Dexmedetomidine attenuates postoperative delirium by activating Nrf2 to reduce oxidative stress and blood-brain barrier disruption

Abstract

Background

Postoperative delirium (POD), characterized by cognitive dysfunction, is a prevalent and severe complication following surgery. The blood-brain barrier (BBB) is crucial in maintaining central nervous system (CNS) homeostasis, and its disruption is associated with POD. Dexmedetomidine (DEX), an α2-adrenergic receptor agonist, potentially reduces POD incidence by activating the nuclear factor erythroid 2-related factor 2 (Nrf2) pathway, which regulates antioxidant responses and alleviates BBB damage.

Methods

This study used transcriptomic analysis to identify differentially expressed genes in patients with POD and explored the therapeutic targets of DEX. In vitro experiments using HCMEC/D3 cells and an in vivo mouse model of POD were conducted to assess the effects of DEX on BBB integrity and neuroinflammation. Western blotting, flow cytometry, and ELISA were used to evaluate protein expression, apoptosis, and cytokine levels, respectively. Behavioral tests (open-field and Y-maze tests) were performed to assess cognitive function in mice.

Results

Bioinformatics analysis revealed Nrf2 as a key target of DEX. DEX treatment significantly increased Nrf2 expression and alleviated oxidative stress and neuroinflammation in HCMEC/D3 cells.
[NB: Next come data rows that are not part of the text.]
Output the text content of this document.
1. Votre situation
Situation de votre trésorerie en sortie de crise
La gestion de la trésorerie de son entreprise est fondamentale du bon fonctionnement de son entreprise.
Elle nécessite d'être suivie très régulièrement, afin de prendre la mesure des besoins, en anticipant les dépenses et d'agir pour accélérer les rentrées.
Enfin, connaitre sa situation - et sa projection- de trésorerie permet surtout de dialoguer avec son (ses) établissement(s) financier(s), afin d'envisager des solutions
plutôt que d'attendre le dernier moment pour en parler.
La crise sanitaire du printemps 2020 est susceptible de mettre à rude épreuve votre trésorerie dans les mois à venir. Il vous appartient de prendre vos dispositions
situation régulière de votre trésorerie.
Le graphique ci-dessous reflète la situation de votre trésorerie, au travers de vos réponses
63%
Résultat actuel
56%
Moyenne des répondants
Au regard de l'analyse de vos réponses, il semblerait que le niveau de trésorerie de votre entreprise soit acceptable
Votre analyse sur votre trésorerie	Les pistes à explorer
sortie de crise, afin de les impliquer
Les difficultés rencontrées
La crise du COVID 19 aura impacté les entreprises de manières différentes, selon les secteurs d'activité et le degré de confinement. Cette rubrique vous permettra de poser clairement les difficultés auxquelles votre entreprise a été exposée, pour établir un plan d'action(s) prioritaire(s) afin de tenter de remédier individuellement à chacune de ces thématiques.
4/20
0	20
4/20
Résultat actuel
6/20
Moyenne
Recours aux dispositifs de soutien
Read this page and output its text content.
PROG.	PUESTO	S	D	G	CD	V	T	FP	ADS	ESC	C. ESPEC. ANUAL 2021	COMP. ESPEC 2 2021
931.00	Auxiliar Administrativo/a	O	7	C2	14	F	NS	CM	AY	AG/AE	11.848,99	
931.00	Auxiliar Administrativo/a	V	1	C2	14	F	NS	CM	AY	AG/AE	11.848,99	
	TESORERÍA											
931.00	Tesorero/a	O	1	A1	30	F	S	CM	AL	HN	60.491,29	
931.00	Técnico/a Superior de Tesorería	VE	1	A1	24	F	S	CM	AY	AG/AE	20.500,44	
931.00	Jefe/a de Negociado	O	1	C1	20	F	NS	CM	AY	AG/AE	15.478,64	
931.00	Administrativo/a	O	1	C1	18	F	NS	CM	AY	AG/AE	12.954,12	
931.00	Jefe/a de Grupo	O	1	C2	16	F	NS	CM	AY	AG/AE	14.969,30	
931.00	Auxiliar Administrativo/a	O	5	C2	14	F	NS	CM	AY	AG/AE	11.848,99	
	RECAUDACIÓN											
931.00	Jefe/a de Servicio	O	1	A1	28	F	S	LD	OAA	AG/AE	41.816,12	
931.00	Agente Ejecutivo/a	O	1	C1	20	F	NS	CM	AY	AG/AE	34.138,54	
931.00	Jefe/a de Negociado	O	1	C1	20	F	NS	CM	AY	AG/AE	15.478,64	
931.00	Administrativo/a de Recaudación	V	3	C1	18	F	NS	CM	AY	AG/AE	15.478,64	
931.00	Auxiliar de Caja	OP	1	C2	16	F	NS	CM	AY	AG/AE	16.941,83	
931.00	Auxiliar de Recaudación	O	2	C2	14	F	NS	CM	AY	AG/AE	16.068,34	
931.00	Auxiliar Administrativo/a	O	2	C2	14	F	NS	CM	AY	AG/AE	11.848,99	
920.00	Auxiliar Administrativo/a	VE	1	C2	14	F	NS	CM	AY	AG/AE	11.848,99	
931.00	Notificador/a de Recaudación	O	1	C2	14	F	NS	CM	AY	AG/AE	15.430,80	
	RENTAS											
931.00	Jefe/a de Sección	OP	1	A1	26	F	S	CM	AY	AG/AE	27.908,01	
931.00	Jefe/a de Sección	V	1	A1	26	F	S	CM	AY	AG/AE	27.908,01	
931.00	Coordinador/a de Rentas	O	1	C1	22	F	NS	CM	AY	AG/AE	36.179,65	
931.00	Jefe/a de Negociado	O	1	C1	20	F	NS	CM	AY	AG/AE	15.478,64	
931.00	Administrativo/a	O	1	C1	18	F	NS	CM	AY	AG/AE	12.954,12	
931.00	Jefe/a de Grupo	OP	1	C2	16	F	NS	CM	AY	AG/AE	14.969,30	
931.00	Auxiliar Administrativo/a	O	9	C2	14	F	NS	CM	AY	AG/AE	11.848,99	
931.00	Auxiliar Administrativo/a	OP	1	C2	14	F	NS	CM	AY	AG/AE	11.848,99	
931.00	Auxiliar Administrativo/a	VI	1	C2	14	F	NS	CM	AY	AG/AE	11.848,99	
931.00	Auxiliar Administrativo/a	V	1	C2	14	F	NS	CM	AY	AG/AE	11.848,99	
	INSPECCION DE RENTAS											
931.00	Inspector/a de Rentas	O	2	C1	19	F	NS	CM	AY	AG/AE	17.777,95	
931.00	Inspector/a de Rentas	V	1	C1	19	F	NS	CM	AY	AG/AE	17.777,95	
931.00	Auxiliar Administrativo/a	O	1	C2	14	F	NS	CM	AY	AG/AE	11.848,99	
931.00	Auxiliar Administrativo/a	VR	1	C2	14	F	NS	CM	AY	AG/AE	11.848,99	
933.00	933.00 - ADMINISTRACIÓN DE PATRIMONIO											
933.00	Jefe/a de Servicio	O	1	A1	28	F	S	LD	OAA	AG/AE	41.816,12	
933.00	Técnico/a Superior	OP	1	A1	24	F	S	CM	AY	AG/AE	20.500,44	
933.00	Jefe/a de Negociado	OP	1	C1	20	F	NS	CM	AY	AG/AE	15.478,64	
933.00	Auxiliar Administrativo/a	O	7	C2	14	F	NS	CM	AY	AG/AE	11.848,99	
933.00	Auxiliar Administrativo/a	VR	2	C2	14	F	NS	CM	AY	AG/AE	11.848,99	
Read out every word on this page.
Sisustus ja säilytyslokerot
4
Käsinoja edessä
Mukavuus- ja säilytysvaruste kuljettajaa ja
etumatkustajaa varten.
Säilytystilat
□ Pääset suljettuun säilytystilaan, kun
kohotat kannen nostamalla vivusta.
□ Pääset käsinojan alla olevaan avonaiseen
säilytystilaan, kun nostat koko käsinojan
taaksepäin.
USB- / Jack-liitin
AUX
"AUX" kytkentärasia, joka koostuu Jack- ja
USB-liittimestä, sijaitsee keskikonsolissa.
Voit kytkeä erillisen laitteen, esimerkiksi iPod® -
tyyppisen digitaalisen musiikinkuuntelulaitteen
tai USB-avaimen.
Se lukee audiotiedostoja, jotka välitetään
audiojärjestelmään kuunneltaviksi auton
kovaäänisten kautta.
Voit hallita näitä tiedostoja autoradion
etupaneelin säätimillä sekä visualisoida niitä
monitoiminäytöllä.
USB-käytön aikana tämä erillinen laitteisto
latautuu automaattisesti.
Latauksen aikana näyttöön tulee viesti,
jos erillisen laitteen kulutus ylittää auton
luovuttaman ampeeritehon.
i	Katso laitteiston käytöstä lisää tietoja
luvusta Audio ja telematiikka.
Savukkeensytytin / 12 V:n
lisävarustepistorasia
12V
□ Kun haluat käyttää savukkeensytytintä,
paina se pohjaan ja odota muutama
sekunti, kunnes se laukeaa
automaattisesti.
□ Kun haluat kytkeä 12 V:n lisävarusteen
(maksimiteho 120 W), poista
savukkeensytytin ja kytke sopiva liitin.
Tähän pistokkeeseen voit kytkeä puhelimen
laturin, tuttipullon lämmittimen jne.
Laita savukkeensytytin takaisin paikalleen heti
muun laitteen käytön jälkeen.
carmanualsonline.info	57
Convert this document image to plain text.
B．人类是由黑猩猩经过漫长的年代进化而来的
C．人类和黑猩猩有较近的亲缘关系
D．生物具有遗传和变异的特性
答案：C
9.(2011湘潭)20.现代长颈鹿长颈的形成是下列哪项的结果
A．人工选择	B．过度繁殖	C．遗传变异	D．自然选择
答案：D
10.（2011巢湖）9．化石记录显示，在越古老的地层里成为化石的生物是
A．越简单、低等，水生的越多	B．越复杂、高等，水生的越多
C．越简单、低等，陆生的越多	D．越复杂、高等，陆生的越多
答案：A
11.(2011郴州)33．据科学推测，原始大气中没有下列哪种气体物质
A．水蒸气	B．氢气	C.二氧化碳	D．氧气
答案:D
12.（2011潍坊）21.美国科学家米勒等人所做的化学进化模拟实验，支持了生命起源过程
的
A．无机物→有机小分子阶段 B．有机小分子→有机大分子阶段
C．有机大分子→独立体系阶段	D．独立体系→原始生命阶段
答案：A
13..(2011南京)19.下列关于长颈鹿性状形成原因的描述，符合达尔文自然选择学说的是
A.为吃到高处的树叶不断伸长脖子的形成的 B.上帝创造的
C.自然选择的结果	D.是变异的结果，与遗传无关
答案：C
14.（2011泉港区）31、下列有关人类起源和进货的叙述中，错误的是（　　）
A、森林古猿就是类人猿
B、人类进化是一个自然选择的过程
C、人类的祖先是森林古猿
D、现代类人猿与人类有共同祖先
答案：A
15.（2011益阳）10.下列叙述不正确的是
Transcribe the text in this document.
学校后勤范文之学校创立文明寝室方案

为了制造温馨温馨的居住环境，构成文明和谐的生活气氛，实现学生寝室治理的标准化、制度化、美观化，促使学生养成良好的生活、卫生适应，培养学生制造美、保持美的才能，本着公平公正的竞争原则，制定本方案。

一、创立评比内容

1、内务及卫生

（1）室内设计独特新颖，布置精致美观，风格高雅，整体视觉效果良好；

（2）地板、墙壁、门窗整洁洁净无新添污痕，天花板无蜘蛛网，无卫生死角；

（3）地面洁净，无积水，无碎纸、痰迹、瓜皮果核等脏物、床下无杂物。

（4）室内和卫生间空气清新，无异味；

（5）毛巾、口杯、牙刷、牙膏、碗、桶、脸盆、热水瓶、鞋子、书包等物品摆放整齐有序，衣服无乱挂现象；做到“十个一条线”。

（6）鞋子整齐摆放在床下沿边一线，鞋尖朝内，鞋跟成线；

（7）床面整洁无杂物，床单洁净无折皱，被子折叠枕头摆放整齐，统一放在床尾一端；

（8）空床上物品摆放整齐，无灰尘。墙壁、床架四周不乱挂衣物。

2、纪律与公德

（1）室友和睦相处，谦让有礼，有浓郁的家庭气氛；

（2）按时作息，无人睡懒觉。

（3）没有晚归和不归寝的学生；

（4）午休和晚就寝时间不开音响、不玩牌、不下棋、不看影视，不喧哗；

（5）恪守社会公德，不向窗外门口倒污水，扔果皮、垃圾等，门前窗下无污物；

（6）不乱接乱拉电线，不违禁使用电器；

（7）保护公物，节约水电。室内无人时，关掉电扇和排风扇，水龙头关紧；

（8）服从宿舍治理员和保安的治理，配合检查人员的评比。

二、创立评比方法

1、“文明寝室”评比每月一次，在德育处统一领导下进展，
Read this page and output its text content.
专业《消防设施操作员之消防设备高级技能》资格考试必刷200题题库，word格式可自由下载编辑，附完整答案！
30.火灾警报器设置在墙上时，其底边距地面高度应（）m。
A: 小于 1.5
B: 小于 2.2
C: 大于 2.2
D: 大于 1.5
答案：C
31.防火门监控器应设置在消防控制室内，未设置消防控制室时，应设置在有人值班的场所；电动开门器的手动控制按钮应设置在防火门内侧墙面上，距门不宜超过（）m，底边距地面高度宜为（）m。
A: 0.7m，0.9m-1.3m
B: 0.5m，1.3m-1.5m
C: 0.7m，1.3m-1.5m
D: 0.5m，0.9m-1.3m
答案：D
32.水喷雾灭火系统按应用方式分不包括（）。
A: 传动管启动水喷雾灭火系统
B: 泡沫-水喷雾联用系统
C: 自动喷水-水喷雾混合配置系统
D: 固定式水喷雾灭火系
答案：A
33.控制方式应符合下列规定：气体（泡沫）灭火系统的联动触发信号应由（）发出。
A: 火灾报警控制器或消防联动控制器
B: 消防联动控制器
In the POD mouse model, DEX improved cognitive function, evidenced by enhanced performance in behavioral tests. DEX also upregulated Nrf2 expression in the mouse brain tissue and reduced serum inflammatory. Furthermore, DEX preserved BBB integrity by upregulating tight junction proteins, which was reversed by the Nrf2 inhibitor, ML385.

Conclusions

DEX ameliorates POD by activating Nrf2, thereby reducing oxidative stress and inflammation, and maintaining BBB integrity. These findings suggest DEX is a potential therapeutic agent for POD, highlighting the Nrf2 pathway as a novel target for treatment strategies.